Damn, and here I thought I did good. I mean sure, it was better than nothing at all, which is scary to think about, but it was clearly not tolerated. My diagnosis was changed to "Severe Complex Sleep Apnea", and sleep study #3 was scheduled for last week. That time, I used a BiPap, and the following Monday, I got a call from my home health care company telling me they were going through insurance company pre-authorization for my BiPap unit (the doctor hadn't called me yet). Today, I was given the results (apparently bilevel pressure of 12 and 9 was perfect, with an AHI score of 0), and picked up my unit (which is considerably more expensive than a standard CPAP device).

So you may be wondering: "Hey, what is a BiPap? I've heard of CPAPs, those just blow air into your nose all the time to keep your airway open, but I've not heard of a BiPap before."

A BiPap works by detecting your breathing cycles. Where a CPAP mask basically leaks any air you're not currently breathing in, and normal people can just breathe against the pressure, I can't.
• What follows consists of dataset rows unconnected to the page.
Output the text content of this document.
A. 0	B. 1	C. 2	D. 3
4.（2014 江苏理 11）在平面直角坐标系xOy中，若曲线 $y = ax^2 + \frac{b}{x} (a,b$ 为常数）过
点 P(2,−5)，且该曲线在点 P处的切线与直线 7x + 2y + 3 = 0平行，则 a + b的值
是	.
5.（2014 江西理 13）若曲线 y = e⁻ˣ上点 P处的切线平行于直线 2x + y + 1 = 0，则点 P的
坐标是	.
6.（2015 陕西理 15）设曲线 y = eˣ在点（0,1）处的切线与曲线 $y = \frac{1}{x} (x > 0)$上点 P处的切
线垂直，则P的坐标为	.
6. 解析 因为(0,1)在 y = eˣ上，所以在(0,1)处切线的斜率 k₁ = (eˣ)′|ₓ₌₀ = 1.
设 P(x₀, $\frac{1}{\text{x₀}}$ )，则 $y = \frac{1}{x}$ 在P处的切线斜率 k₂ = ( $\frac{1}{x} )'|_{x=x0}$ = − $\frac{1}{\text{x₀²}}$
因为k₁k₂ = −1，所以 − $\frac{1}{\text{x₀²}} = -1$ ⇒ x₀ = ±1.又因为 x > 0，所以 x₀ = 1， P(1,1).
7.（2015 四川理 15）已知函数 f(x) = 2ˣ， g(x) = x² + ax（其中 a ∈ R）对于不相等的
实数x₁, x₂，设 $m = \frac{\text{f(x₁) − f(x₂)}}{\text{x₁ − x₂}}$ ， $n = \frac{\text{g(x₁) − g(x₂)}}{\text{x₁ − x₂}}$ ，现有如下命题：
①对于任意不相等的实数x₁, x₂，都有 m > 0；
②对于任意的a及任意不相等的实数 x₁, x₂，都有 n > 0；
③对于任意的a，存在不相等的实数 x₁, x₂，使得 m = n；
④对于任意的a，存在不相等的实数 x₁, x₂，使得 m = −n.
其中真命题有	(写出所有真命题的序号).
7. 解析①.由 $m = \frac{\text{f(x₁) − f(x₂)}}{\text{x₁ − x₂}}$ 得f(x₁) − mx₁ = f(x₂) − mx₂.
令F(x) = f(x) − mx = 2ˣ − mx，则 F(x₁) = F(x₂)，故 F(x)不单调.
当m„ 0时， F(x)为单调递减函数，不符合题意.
The BiPap detects that I'm no longer breathing in, and switches the pressure to a lower value – enough to keep the airway slightly open, but not so much that I can't breathe out. It then waits for negative pressure in the mask, and switches the pressure up at that point. If I fail to breathe in a certain amount of time, it kicks on the pressure anyway, assuming my airway is blocked, or I'm undergoing a central apnea.

I'm really excited tonight. It may be the first time I've slept well since I was 15, when I first started complaining to doctors about being tired all the time, and the doctors checked every possible thing, but never referred me to a sleep doctor.

2 thoughts on “Doctor, my wife tells me I stop breathing in my sleep. A lot.”

  1. Pretty cool stuff. My mom had a sleep study done once and had the CPAP thing going for a bit it was pretty neat! Hope you sleep better now!

    1. I have high hopes. I know it takes some adjustment to get used to, but I felt pretty good after the last study (though I had lots of various apneas during it while they were doing titration) so I'm cautiously optimistic.